If you didn’t know, it’s maple syrup-making season, or “tapping season” for those in the business. Mitchell and Emmitt Foster, brothers that attend the University of Wisconsin–Stout, make their own homemade maple syrup in their backyard. They talk about how their maple syrup journey began and the process of making this sweet, sticky breakfast condiment.
Emmitt is a senior majoring in engineering technology, a manager at the Merle Price Commons and a member of the water-skiing team. Mitchell is a junior majoring in business administration, also a manager at the Merle Price Commons and was involved in the entrepreneur student org at Stout.
“We’ve been making maple syrup for either seven or eight years now, and some seasons we make more syrup than others,” said Mitchell. The duo taps about 50 to 100 trees per season, but are shooting for 150 trees this season.

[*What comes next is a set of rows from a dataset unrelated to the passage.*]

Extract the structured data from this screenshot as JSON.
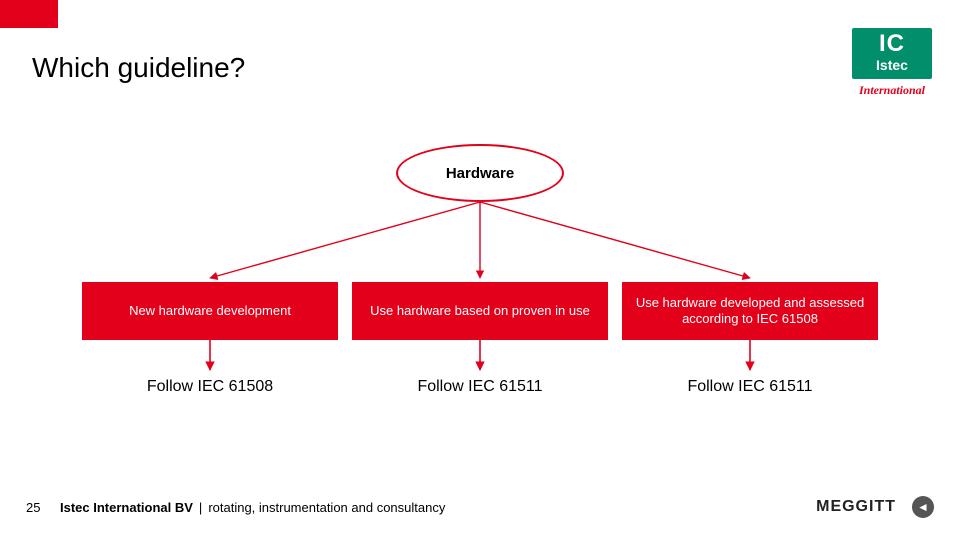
{
  "title": "Which guideline?",
  "logo": {
    "ic_top": "IC",
    "ic_bot": "Istec",
    "intl": "International"
  },
  "root_node": "Hardware",
  "branches": [
    {
      "box": "New hardware development",
      "follow": "Follow IEC 61508"
    },
    {
      "box": "Use hardware based on proven in use",
      "follow": "Follow  IEC 61511"
    },
    {
      "box": "Use hardware developed and assessed according to IEC 61508",
      "follow": "Follow  IEC 61511"
    }
  ],
  "footer": {
    "page": "25",
    "company": "Istec International BV",
    "separator": "|",
    "tagline": "rotating, instrumentation and consultancy",
    "partner": "MEGGITT",
    "back_glyph": "◄"
  },
  "colors": {
    "accent": "#e2001a",
    "green": "#008e6b"
  }
}
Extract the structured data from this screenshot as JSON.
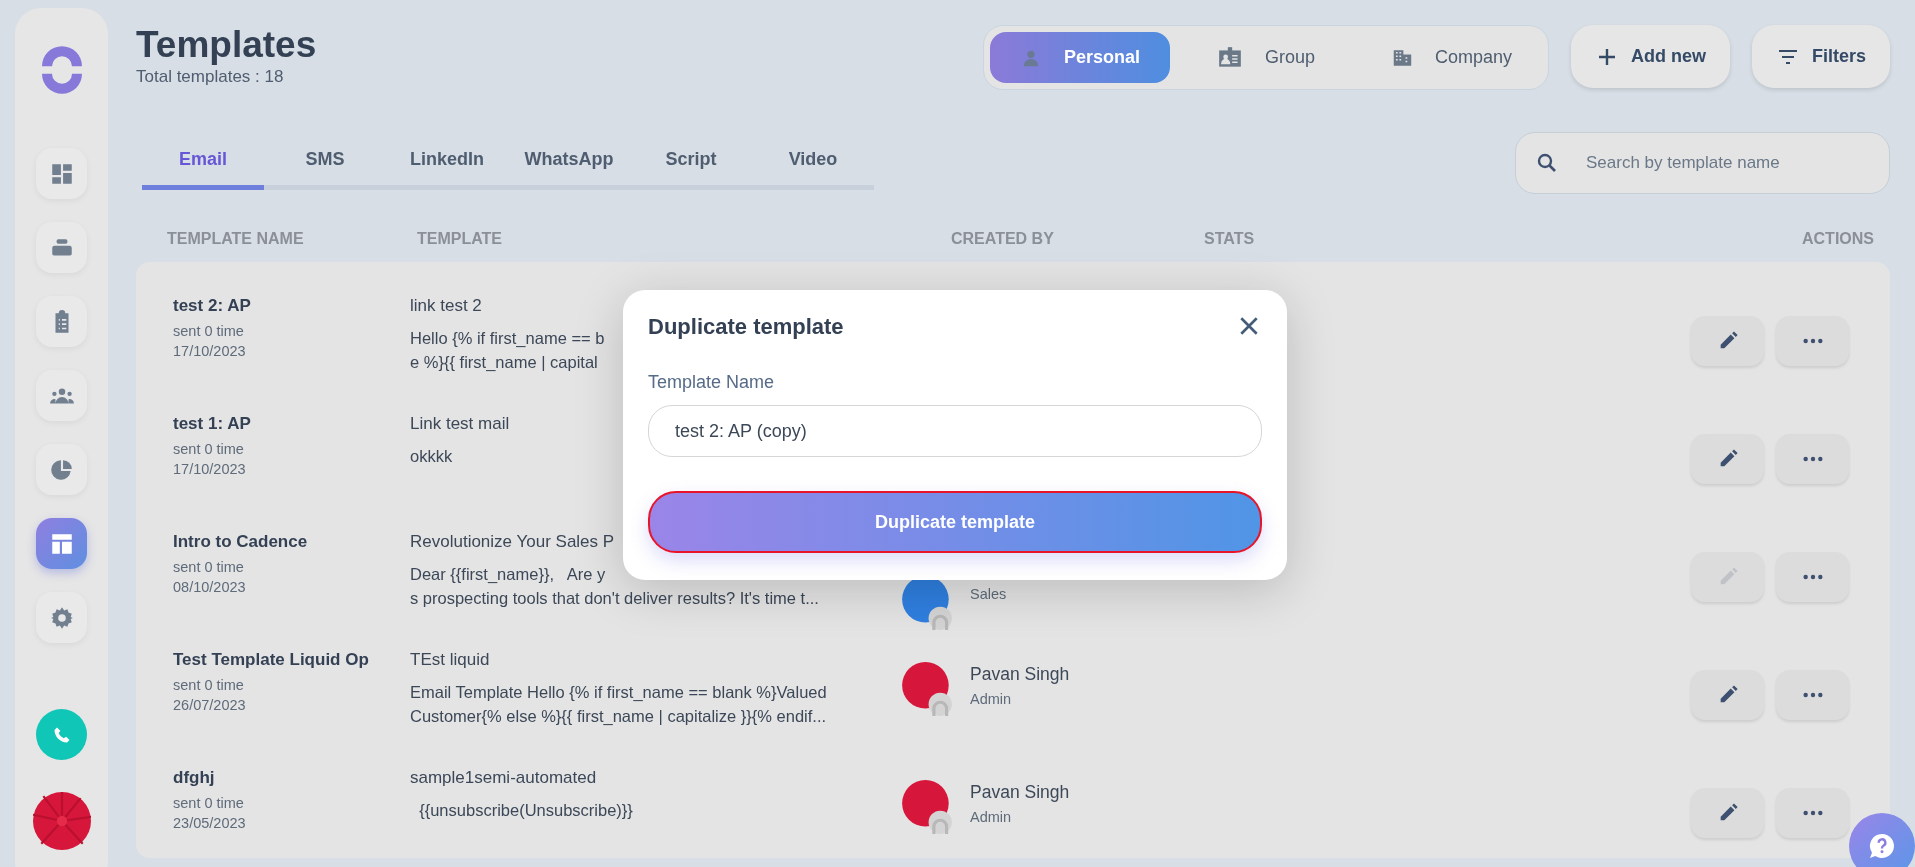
{
  "header": {
    "title": "Templates",
    "subtitle": "Total templates : 18"
  },
  "scope_tabs": [
    {
      "label": "Personal",
      "selected": true
    },
    {
      "label": "Group",
      "selected": false
    },
    {
      "label": "Company",
      "selected": false
    }
  ],
  "actions": [
    "Add new",
    "Filters"
  ],
  "channel_tabs": [
    {
      "label": "Email",
      "selected": true
    },
    {
      "label": "SMS",
      "selected": false
    },
    {
      "label": "LinkedIn",
      "selected": false
    },
    {
      "label": "WhatsApp",
      "selected": false
    },
    {
      "label": "Script",
      "selected": false
    },
    {
      "label": "Video",
      "selected": false
    }
  ],
  "search": {
    "placeholder": "Search by template name"
  },
  "sidebar": {
    "items": [
      {
        "selected": false
      },
      {
        "selected": false
      },
      {
        "selected": false
      },
      {
        "selected": false
      },
      {
        "selected": false
      },
      {
        "selected": true
      },
      {
        "selected": false
      }
    ]
  },
  "table": {
    "columns": [
      "TEMPLATE NAME",
      "TEMPLATE",
      "CREATED BY",
      "STATS",
      "ACTIONS"
    ],
    "rows": [
      {
        "name": "test 2: AP",
        "sent": "sent 0 time",
        "date": "17/10/2023",
        "subject": "link test 2",
        "lines": [
          "Hello {% if first_name == b",
          "e %}{{ first_name | capital"
        ],
        "edit_disabled": false
      },
      {
        "name": "test 1: AP",
        "sent": "sent 0 time",
        "date": "17/10/2023",
        "subject": "Link test mail",
        "lines": [
          "okkkk"
        ],
        "edit_disabled": false
      },
      {
        "name": "Intro to Cadence",
        "sent": "sent 0 time",
        "date": "08/10/2023",
        "subject": "Revolutionize Your Sales P",
        "lines": [
          "Dear {{first_name}},   Are y",
          "s prospecting tools that don't deliver results? It's time t..."
        ],
        "created_by": {
          "role": "Sales",
          "color": "#2f7fe0"
        },
        "edit_disabled": true
      },
      {
        "name": "Test Template Liquid Op",
        "sent": "sent 0 time",
        "date": "26/07/2023",
        "subject": "TEst liquid",
        "lines": [
          "Email Template Hello {% if first_name == blank %}Valued",
          "Customer{% else %}{{ first_name | capitalize }}{% endif..."
        ],
        "created_by": {
          "name": "Pavan Singh",
          "role": "Admin",
          "color": "#d6163a"
        },
        "edit_disabled": false
      },
      {
        "name": "dfghj",
        "sent": "sent 0 time",
        "date": "23/05/2023",
        "subject": "sample1semi-automated",
        "lines": [
          "  {{unsubscribe(Unsubscribe)}}"
        ],
        "created_by": {
          "name": "Pavan Singh",
          "role": "Admin",
          "color": "#d6163a"
        },
        "edit_disabled": false
      }
    ]
  },
  "modal": {
    "title": "Duplicate template",
    "field_label": "Template Name",
    "field_value": "test 2: AP (copy)",
    "submit": "Duplicate template"
  }
}
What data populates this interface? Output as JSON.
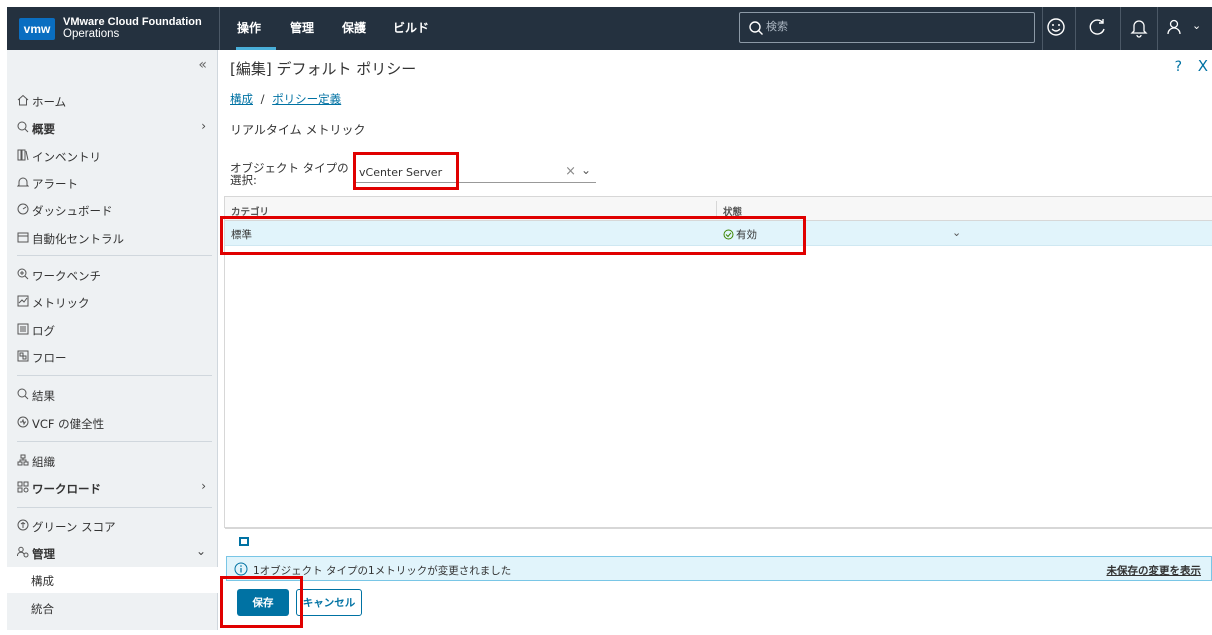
{
  "header": {
    "logo": "vmw",
    "product_name": "VMware Cloud Foundation",
    "product_sub": "Operations",
    "nav": [
      "操作",
      "管理",
      "保護",
      "ビルド"
    ],
    "search_placeholder": "検索"
  },
  "sidebar": {
    "collapse": "«",
    "items": [
      {
        "label": "ホーム",
        "icon": "home-icon"
      },
      {
        "label": "概要",
        "icon": "overview-icon",
        "bold": true,
        "chevron": "›"
      },
      {
        "label": "インベントリ",
        "icon": "inventory-icon"
      },
      {
        "label": "アラート",
        "icon": "alert-icon"
      },
      {
        "label": "ダッシュボード",
        "icon": "dashboard-icon"
      },
      {
        "label": "自動化セントラル",
        "icon": "automation-icon"
      },
      {
        "label": "ワークベンチ",
        "icon": "workbench-icon"
      },
      {
        "label": "メトリック",
        "icon": "metrics-icon"
      },
      {
        "label": "ログ",
        "icon": "logs-icon"
      },
      {
        "label": "フロー",
        "icon": "flow-icon"
      },
      {
        "label": "結果",
        "icon": "results-icon"
      },
      {
        "label": "VCF の健全性",
        "icon": "health-icon"
      },
      {
        "label": "組織",
        "icon": "organization-icon"
      },
      {
        "label": "ワークロード",
        "icon": "workload-icon",
        "bold": true,
        "chevron": "›"
      },
      {
        "label": "グリーン スコア",
        "icon": "green-score-icon"
      },
      {
        "label": "管理",
        "icon": "admin-icon",
        "bold": true,
        "chevron": "⌄"
      }
    ],
    "sub_items": [
      "構成",
      "統合"
    ]
  },
  "main": {
    "title": "[編集] デフォルト ポリシー",
    "help": "?",
    "close": "X",
    "breadcrumb": {
      "part1": "構成",
      "sep": "/",
      "part2": "ポリシー定義"
    },
    "section_title": "リアルタイム メトリック",
    "object_type_label": "オブジェクト タイプの選択:",
    "object_type_value": "vCenter Server",
    "grid": {
      "headers": [
        "カテゴリ",
        "状態"
      ],
      "rows": [
        {
          "category": "標準",
          "status": "有効"
        }
      ]
    },
    "info_message": "1オブジェクト タイプの1メトリックが変更されました",
    "info_link": "未保存の変更を表示",
    "save": "保存",
    "cancel": "キャンセル"
  },
  "colors": {
    "topbar": "#24313f",
    "accent": "#0072a3",
    "highlight": "#e00000"
  }
}
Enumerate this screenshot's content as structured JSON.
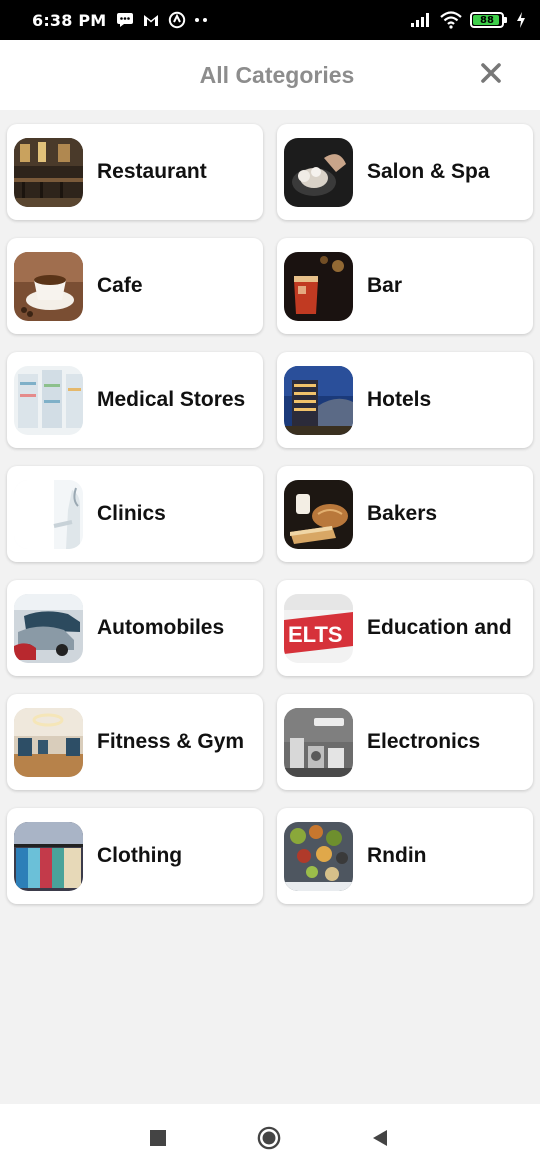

“Early spring is when the season starts, but we always miss it because it’s during spring break. They say once you hear the frogs and crickets start coming back, the season is over,” said Emmitt.
The Foster brothers are able to pursue their hobby in their very own backyard. “When we first moved in, we looked at the trees outside and noticed that they were maples. We talked to our landlord to see if we could tap these trees, and he let us do it,” said Emmitt. The brothers also mentioned that their landlord’s brother also makes his own maple syrup, tapping about 6,000 trees every season.
Once the creation process is over, they use a spigot to bottle their syrup. Surprisingly, the brothers said it takes 40 gallons of sap to make one gallon of syrup.
Emmitt added that there are different types of maple trees and that each tree has a different flavor. The flavor also changes based on how you boil the sap down. “Because we boil our sap on a wooden stove, there’s more of a smoky flavor in our syrup,” said Mitchell.
These brothers were introduced to the maple syrup business by their father, and they mentioned that they wouldn’t be doing this today without him. They give their delicious maple syrup out for free, but make sure to leave enough for family and friends.
“We always discuss selling our maple syrup, but we never truly commit to it. I think it’s a neat hobby that we picked up, and who knows, maybe we’ll sell it in the future,” said Emmitt.
So how is this gooey, sticky homemade maple syrup actually made?
- Find a tree(s) during the summer months and mark it.
- Drill holes, pound in the taps and hang a bucket to catch your reward.
- Cool your collected sap.
- Boil the sap until the consistency looks like syrup.
- Use a sugaring hydrometer to measure the sugar content.
NOTE: It has to be above freezing during the day and below freezing at night in order for the sap to flow.